Коев задумался. Ракия была никудышной, и сразу ударила в голову.
— Дядя Соломон, — склонился Коев к старику, — прошла целая вечность, все травой поросло…
— Поросло… — закивал Соломон.
— Мне надо бы еще об одном тебя спросить.
— Спрашивай!
— Не думай, будто я во вред кому использую. Спрашиваю, чтобы самому знать, для моей же совести…
— Говори! — Соломон снова отхлебнул.
— Когда отец попал во всю эту передрягу и застрелили тех двоих, помнишь, Спаса и Петра, был в том деле замешан предатель?

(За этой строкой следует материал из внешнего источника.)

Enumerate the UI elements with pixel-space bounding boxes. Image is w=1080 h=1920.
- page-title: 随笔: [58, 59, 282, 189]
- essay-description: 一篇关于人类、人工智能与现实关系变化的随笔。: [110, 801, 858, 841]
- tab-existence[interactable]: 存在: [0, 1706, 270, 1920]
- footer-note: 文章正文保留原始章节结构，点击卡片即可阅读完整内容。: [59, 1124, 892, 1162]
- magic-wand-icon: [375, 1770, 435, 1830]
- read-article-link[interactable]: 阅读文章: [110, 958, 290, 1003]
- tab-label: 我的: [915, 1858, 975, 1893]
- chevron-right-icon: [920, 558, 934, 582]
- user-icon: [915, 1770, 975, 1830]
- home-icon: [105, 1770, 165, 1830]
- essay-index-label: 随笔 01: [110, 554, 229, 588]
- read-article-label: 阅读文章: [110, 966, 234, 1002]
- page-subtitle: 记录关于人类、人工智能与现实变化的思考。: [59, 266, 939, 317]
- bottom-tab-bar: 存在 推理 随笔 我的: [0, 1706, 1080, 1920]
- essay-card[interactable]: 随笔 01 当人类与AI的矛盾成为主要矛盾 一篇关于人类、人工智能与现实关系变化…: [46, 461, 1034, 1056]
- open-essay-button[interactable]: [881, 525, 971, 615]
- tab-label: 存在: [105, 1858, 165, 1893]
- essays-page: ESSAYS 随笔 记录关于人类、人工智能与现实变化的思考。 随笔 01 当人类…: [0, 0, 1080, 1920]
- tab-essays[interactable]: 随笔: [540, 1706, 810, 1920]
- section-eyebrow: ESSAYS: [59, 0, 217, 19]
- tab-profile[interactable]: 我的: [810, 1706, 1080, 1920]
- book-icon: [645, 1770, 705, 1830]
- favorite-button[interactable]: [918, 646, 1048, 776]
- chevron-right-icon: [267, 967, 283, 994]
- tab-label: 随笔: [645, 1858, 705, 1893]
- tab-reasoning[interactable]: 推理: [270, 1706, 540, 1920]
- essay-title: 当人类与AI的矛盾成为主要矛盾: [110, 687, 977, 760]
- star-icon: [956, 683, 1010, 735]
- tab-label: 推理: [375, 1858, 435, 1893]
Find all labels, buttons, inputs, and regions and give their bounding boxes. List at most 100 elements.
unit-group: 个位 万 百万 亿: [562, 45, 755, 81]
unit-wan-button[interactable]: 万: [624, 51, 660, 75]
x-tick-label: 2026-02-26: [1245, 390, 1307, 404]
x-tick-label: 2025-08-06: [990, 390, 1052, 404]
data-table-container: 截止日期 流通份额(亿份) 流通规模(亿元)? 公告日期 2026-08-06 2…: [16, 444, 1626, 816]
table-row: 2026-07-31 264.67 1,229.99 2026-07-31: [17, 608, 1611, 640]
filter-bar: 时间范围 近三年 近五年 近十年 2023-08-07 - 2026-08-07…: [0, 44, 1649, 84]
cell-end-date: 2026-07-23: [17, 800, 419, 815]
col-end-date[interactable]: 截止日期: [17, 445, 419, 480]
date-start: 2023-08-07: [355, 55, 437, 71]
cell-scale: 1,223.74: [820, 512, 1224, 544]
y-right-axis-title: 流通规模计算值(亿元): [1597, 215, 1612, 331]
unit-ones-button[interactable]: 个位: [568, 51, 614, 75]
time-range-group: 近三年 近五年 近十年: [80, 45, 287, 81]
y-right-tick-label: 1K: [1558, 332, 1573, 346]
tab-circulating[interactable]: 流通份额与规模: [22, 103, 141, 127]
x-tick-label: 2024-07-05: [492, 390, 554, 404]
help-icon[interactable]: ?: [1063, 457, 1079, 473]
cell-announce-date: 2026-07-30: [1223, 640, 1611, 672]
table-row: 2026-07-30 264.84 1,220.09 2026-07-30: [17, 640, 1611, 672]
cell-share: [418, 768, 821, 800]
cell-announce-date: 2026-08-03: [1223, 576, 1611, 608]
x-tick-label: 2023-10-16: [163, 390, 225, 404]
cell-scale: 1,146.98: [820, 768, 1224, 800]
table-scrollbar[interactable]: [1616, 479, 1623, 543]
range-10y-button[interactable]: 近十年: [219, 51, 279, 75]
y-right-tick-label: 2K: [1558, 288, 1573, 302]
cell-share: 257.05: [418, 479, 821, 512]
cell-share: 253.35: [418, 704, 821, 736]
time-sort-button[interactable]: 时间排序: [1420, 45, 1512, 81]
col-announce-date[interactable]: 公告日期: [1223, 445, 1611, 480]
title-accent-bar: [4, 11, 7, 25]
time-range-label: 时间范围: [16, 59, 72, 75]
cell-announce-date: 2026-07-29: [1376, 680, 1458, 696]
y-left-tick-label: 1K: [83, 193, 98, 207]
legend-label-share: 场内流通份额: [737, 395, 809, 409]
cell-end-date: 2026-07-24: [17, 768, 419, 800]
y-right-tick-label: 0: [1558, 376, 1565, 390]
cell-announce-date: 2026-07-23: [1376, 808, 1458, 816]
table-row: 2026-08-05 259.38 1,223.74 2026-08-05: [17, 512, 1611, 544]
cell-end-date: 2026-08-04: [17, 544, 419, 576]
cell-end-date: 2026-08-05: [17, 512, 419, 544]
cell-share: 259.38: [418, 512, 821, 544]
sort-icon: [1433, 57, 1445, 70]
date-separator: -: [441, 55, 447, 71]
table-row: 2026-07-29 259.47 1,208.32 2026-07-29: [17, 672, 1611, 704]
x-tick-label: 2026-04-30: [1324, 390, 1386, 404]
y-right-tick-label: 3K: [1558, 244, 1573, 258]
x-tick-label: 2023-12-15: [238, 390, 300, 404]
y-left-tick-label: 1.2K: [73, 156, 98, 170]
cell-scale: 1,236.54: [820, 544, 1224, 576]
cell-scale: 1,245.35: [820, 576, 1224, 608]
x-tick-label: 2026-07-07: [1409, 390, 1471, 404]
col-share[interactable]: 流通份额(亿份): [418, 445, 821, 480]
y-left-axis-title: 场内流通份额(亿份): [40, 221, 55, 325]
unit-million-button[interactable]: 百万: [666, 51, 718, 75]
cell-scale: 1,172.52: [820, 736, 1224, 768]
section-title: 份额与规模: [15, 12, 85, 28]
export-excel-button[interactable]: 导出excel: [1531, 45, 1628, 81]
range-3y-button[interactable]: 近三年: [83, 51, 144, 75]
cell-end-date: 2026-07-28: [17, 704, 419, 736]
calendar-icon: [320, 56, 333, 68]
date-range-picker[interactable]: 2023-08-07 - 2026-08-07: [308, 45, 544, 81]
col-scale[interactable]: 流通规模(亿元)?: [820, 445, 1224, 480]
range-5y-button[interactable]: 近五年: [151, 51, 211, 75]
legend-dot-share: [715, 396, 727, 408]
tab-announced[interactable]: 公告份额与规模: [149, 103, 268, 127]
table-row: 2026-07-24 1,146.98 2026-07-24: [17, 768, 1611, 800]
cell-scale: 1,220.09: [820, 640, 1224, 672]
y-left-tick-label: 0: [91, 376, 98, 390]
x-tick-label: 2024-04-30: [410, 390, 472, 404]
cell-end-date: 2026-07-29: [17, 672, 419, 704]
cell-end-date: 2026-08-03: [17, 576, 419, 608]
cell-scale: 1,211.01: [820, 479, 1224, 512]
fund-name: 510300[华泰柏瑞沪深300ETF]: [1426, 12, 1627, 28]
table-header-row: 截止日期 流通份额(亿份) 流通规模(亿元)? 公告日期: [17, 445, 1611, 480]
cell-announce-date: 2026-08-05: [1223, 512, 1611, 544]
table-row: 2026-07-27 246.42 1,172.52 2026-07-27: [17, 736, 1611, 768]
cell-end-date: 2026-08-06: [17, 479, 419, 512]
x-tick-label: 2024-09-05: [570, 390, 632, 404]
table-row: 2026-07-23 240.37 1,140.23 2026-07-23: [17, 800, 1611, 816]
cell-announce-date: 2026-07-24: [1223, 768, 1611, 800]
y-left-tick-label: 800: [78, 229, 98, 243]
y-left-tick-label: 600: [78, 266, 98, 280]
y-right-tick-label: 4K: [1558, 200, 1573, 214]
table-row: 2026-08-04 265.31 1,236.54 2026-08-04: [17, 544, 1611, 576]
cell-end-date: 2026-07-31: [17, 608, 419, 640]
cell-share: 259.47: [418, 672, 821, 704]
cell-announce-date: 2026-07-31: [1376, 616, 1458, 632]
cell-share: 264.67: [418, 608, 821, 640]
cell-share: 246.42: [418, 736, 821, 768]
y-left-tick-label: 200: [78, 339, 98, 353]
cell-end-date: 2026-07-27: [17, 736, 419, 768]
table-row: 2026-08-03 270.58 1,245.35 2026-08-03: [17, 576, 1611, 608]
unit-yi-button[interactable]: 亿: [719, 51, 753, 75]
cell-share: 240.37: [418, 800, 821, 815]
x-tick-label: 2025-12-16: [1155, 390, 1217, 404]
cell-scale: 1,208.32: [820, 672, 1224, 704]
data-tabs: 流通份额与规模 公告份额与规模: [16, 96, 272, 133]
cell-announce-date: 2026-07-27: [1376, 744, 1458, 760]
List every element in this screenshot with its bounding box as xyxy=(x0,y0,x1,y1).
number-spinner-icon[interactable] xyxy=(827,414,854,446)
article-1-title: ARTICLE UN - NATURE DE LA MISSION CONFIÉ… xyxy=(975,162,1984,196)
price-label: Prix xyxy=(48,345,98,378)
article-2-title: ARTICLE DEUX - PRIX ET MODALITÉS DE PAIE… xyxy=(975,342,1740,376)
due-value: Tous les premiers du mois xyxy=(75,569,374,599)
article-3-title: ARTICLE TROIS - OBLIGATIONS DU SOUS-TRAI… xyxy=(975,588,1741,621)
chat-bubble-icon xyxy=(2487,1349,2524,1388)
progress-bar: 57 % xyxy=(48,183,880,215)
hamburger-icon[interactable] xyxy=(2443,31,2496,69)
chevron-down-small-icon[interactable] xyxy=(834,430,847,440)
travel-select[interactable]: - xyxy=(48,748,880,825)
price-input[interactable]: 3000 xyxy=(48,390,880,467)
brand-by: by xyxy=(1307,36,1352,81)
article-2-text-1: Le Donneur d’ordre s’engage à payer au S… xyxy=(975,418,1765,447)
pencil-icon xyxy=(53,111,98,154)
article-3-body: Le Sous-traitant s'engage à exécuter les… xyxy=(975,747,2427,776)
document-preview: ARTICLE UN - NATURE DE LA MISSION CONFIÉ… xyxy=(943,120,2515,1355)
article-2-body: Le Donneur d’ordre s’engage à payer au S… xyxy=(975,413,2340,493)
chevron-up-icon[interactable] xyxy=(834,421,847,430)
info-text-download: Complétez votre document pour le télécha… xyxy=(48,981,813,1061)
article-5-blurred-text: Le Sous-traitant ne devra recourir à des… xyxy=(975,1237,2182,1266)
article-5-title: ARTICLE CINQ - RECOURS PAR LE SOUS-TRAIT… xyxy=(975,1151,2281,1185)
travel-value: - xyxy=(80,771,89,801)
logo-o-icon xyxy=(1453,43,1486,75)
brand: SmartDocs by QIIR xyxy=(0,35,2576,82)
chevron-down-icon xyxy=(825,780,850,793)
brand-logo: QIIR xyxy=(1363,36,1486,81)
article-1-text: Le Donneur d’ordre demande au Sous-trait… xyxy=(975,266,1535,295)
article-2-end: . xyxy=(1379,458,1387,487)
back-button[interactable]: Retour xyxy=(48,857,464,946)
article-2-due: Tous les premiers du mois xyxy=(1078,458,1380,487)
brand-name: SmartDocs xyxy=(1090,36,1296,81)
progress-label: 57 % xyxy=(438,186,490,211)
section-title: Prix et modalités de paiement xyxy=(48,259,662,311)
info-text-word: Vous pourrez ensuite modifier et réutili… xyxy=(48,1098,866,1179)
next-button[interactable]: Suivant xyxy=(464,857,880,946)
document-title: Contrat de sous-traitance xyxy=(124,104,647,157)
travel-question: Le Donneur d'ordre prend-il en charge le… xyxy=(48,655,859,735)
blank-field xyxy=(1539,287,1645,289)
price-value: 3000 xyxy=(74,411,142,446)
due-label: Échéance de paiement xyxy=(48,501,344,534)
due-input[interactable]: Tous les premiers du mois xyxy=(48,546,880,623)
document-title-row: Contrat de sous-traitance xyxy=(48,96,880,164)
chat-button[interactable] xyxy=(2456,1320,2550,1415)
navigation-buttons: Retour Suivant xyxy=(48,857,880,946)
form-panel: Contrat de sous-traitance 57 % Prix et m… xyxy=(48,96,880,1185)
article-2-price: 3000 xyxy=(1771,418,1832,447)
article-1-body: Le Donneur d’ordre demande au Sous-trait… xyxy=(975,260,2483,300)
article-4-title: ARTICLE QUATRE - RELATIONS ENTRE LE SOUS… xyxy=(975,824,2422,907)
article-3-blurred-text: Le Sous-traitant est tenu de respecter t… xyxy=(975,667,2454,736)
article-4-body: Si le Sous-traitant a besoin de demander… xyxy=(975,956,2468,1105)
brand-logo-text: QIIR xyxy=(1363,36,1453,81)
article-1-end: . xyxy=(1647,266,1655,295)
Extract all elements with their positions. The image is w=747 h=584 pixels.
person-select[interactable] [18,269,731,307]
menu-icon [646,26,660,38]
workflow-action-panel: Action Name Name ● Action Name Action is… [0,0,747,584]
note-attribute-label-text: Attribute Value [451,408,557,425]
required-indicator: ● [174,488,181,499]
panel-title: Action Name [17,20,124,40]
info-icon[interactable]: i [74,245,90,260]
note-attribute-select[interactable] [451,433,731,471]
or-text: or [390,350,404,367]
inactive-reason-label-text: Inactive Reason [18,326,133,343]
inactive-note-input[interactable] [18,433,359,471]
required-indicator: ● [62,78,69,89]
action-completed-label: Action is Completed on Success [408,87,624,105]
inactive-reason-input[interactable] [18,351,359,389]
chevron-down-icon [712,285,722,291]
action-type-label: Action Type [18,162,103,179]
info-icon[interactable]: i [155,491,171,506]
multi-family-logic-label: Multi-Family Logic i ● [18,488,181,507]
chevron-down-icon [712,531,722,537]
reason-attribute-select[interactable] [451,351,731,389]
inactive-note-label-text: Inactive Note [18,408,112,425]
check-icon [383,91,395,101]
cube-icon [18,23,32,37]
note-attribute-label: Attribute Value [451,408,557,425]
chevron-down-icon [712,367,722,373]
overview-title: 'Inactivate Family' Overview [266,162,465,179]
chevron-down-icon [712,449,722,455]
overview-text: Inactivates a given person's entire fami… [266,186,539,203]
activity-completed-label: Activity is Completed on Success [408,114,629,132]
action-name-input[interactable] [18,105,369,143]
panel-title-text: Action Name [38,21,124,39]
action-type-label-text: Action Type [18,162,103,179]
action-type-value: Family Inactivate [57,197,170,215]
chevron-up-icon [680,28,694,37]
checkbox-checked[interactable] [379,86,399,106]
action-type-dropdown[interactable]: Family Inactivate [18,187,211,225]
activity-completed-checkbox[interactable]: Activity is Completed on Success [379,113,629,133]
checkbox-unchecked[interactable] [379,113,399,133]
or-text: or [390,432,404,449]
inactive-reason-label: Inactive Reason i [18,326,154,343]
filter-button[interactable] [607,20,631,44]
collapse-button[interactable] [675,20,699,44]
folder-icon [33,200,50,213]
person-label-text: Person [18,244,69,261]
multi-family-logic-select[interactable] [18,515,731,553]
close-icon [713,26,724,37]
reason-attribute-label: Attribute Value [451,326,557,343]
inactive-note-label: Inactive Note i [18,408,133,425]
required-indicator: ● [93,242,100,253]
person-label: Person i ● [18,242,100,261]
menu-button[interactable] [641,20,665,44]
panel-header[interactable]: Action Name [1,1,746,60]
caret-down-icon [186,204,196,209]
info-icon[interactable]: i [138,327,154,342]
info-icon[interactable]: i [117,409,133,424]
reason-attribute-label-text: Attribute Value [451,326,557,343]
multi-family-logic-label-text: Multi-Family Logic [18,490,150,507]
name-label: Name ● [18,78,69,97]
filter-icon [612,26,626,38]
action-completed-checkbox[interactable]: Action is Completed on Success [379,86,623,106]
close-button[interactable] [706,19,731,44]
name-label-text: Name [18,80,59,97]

Соломон поставил бутылочку на стол, обтер рукавом рот и бросил на Коева напряженный взгляд.
— Куда это ты клонишь? Недоумком меня считаешь?
Коев отодвинулся.
— Понимаю, боишься… Но бояться тебе нечего. Целая вечность прошла. Все на свете имеет свою давность.
Соломон стукнул «мерзавчиком» по столу.
— Небось, думаешь, старик из ума выжил? — зло твердил он.
Коев молчал. Сделав глоток, он отвернулся от старика.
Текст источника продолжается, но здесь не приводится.